I smile in return. “That’s why I was leaving food for you.”
He glares at the officer’s hand gripping his arm. “And no matter what happens, I’m glad you did.”
The rain drips off the state-issued tree shading my front steps. One of the officers says, “I say we arrest them both and let the magistrate sort it out.”
They conference by their vehicles, leaving me and my informant with the rain dripping on us both. Using my thumb and the rain, I trace a cross on his forehead. I murmur, “I baptize you in the name of the Father, and of the Son, and of the Holy Spirit.”
His eyes widen. Relief.
The peace officer returns. “We’re going to search your house,” she says, but then my informant bolts between the houses and across the next street, and the officers shout even as one of them wrenches me by the arm.
The pain brings tears to my eyes, but I’m not running. I’m praying. I’m praying for a hungry man who’s been fed, praying that God gives him the dexterity to outrun a radio signal. They can search my house, and I know they will. They’ve searched before and have found nothing. More important right now is that they never find him.

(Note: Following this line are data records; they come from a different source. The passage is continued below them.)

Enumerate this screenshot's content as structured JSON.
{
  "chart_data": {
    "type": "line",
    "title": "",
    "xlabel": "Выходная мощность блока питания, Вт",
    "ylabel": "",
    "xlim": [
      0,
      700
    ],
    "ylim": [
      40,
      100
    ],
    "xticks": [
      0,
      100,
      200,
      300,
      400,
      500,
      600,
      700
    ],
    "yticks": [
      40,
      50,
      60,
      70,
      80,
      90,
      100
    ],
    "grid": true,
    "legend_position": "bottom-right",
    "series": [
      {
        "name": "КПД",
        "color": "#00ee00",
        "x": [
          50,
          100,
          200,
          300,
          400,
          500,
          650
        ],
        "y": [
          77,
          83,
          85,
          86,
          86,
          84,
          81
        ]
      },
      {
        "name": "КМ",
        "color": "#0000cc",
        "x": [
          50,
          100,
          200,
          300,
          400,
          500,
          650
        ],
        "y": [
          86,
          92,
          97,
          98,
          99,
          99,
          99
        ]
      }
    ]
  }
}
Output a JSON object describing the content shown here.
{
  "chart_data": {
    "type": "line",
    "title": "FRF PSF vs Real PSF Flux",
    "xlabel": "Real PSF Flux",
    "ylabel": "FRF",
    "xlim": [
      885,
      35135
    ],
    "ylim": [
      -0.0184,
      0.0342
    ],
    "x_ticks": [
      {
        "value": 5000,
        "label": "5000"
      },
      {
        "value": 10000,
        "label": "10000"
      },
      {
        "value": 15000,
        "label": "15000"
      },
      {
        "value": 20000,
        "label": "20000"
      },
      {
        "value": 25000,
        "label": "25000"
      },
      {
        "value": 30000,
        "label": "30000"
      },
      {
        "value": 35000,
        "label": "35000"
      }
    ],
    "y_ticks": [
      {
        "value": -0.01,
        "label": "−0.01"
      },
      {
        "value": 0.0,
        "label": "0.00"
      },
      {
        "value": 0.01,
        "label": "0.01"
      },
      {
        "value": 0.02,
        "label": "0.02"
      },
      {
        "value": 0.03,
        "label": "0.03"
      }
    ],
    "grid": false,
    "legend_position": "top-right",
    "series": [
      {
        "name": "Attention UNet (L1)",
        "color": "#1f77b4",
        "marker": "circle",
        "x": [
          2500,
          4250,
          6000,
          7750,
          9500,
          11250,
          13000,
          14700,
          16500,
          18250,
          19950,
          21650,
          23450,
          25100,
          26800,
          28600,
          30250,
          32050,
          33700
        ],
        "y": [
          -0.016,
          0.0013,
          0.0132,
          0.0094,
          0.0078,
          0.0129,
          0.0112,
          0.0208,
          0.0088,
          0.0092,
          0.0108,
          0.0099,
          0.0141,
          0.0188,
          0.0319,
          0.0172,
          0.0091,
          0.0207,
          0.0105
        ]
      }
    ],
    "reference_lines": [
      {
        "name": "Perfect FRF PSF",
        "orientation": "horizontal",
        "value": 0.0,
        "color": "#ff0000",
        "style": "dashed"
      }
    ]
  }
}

They don’t find him. They don’t find anything in my house, but they spend the next week tailing me everywhere. Tina keeps advocating for her patients. I keep cleaning wounds and folding bandages. The Bishop does his work at the dock by day and at night with the people. And one morning, as I take the bus to work, I find an abandoned building spray-painted in red: I have come to set the Earth on fire.
I have no doubt the Holy Spirit sent my informant to do just that, a fire we never predicted and never would have made for ourselves. How I wish it were already ablaze.